Committed projects also include the Scottish Government's share of the revenue costs of PFI projects (which are completed and in operation) and the five NPD projects committed before the current £3.5 billion NPD pipeline.
Annex H sets out the total unitary charges for all Scottish PPP projects, prior to those announced as part of the current £3.5 billion NPD pipeline, including those elements met from other public bodies' own resources, to provide full transparency. The monitoring of long-term investment commitments described in this Annex is based on costs borne by Scottish Government budgets only.
Unitary charges usually include ongoing maintenance commitments over the project life, as well as costs associated with project construction and financing.

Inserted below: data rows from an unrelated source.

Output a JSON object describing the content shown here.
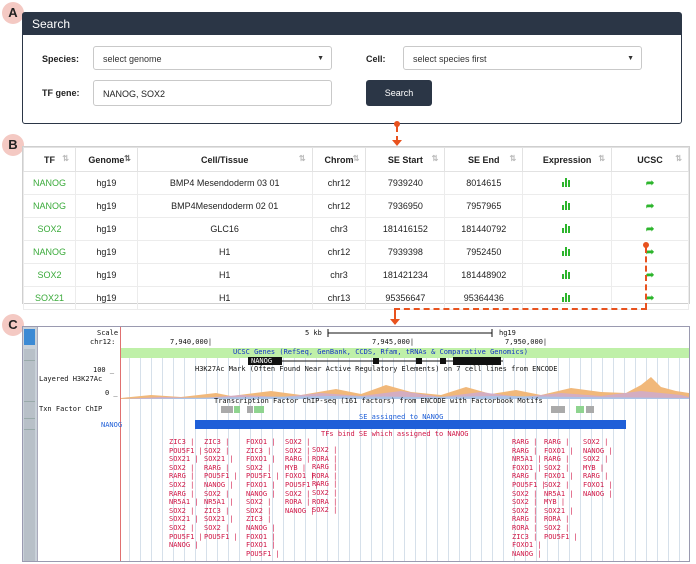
{
  "panel_labels": {
    "a": "A",
    "b": "B",
    "c": "C"
  },
  "search": {
    "title": "Search",
    "species_label": "Species:",
    "species_value": "select genome",
    "cell_label": "Cell:",
    "cell_value": "select species first",
    "tf_label": "TF gene:",
    "tf_value": "NANOG, SOX2",
    "button": "Search"
  },
  "table": {
    "headers": [
      "TF",
      "Genome",
      "Cell/Tissue",
      "Chrom",
      "SE Start",
      "SE End",
      "Expression",
      "UCSC"
    ],
    "rows": [
      {
        "tf": "NANOG",
        "genome": "hg19",
        "cell": "BMP4 Mesendoderm 03 01",
        "chrom": "chr12",
        "start": "7939240",
        "end": "8014615"
      },
      {
        "tf": "NANOG",
        "genome": "hg19",
        "cell": "BMP4Mesendoderm 02 01",
        "chrom": "chr12",
        "start": "7936950",
        "end": "7957965"
      },
      {
        "tf": "SOX2",
        "genome": "hg19",
        "cell": "GLC16",
        "chrom": "chr3",
        "start": "181416152",
        "end": "181440792"
      },
      {
        "tf": "NANOG",
        "genome": "hg19",
        "cell": "H1",
        "chrom": "chr12",
        "start": "7939398",
        "end": "7952450"
      },
      {
        "tf": "SOX2",
        "genome": "hg19",
        "cell": "H1",
        "chrom": "chr3",
        "start": "181421234",
        "end": "181448902"
      },
      {
        "tf": "SOX21",
        "genome": "hg19",
        "cell": "H1",
        "chrom": "chr13",
        "start": "95356647",
        "end": "95364436"
      }
    ]
  },
  "genome": {
    "scale_label": "Scale",
    "chr_label": "chr12:",
    "scale_text": "5 kb",
    "assembly": "hg19",
    "pos1": "7,940,000|",
    "pos2": "7,945,000|",
    "pos3": "7,950,000|",
    "ucsc_genes": "UCSC Genes (RefSeq, GenBank, CCDS, Rfam, tRNAs & Comparative Genomics)",
    "y100": "100 _",
    "layered": "Layered H3K27Ac",
    "y0": "0 _",
    "h3k27_desc": "H3K27Ac Mark (Often Found Near Active Regulatory Elements) on 7 cell lines from ENCODE",
    "gene_name": "NANOG",
    "txn_label": "Txn Factor ChIP",
    "txn_desc": "Transcription Factor ChIP-seq (161 factors) from ENCODE with Factorbook Motifs",
    "nanog_track": "NANOG",
    "se_label": "SE assigned to NANOG",
    "tfbs_title": "TFs bind SE which assigned to NANOG",
    "tf_cols": [
      {
        "key": "c1",
        "items": [
          "ZIC3 |",
          "POU5F1 |",
          "SOX21 |",
          "SOX2 |",
          "RARG |",
          "SOX2 |",
          "RARG |",
          "NR5A1 |",
          "SOX2 |",
          "SOX21 |",
          "SOX2 |",
          "POU5F1 |",
          "NANOG |"
        ]
      },
      {
        "key": "c2",
        "items": [
          "ZIC3 |",
          "SOX2 |",
          "SOX21 |",
          "RARG |",
          "POU5F1 |",
          "NANOG |",
          "SOX2 |",
          "NR5A1 |",
          "ZIC3 |",
          "SOX21 |",
          "SOX2 |",
          "POU5F1 |"
        ]
      },
      {
        "key": "c3",
        "items": [
          "FOXO1 |",
          "ZIC3 |",
          "FOXO1 |",
          "SOX2 |",
          "POU5F1 |",
          "FOXO1 |",
          "NANOG |",
          "SOX2 |",
          "SOX2 |",
          "ZIC3 |",
          "NANOG |",
          "FOXO1 |",
          "FOXO1 |",
          "POU5F1 |"
        ]
      },
      {
        "key": "c4",
        "items": [
          "SOX2 |",
          "SOX2 |",
          "RARG |",
          "MYB |",
          "FOXO1 |",
          "POU5F1 |",
          "SOX2 |",
          "RORA |",
          "NANOG |"
        ]
      },
      {
        "key": "c5",
        "items": [
          "SOX2 |",
          "RORA |",
          "RARG |",
          "RORA |",
          "RARG |",
          "SOX2 |",
          "RORA |",
          "SOX2 |"
        ]
      },
      {
        "key": "c6",
        "items": [
          "RARG |",
          "RARG |",
          "NR5A1 |",
          "FOXO1 |",
          "RARG |",
          "POU5F1 |",
          "SOX2 |",
          "SOX2 |",
          "SOX2 |",
          "RARG |",
          "RORA |",
          "ZIC3 |",
          "FOXO1 |",
          "NANOG |"
        ]
      },
      {
        "key": "c7",
        "items": [
          "RARG |",
          "FOXO1 |",
          "RARG |",
          "SOX2 |",
          "FOXO1 |",
          "SOX2 |",
          "NR5A1 |",
          "MYB |",
          "SOX21 |",
          "RORA |",
          "SOX2 |",
          "POU5F1 |"
        ]
      },
      {
        "key": "c8",
        "items": [
          "SOX2 |",
          "NANOG |",
          "SOX2 |",
          "MYB |",
          "RARG |",
          "FOXO1 |",
          "NANOG |"
        ]
      }
    ]
  },
  "colors": {
    "accent": "#e8521e",
    "tf_text": "#3aaa3a",
    "header_bg": "#2b3646",
    "tfbs_red": "#d01646",
    "se_blue": "#1f5fd8"
  },
  "icons": {
    "expression": "bar-chart-icon",
    "ucsc": "arrow-icon"
  }
}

Costs associated with planned projects and investments include:
- hub pipeline - revenue financed community health and schools projects;
- modelling assumptions of the revenue cost of delivering an NPD/Hub programme totalling £3.5 billion while consideration is given to the impact of recent changes to Eurostat rules for stand-alone NPD projects;
- Scottish Government's forecast borrowing repayments for anticipated borrowing of £322 million in 2016-17 under the Scotland Act 2012 powers; and
- Scottish Government's repayments for the use of capital borrowing powers from 2017-18, which were increased by the Scotland Act 2016 to £3 billion in aggregate over 10 years, with an annual cap of £450 million.
In order to maximise our investment in infrastructure, we will make use of the full £450 million available in 2017-18. This is modelled here as being drawn from the National Loans Fund in 2017-18, with an assumption of repayment over 10 years, an interest rate of 2 per cent, and repayments of both principal and interest from 2017-18 onwards. Final decisions on borrowing arrangements will be taken over the course of the year reflecting an ongoing assessment of programme requirements.
In the UK Spending Review announcement of 25 November 2015, the UK Government set out spending allocations up to 2019-20 for Resource DEL and up to 2020-21 for Capital DEL and financial transactions. Beyond 2019-20 we have no detailed UK departmental spending plans, and therefore no detail of the Scottish block grant settlement. For the purposes of this modelling, we have therefore assumed that spending allocations will grow in line with projected nominal GDP. The years without firm DEL allocations are 2020 to 2022 and these are shown with the hatched pattern in Figure 1.
The Scottish Government intends to review the scope and presentation of this modelling material during 2017, to reflect the changing fiscal responsibilities devolved to Scotland, the diversity of the levers available to support growth and our commitment to transparency in financial reporting.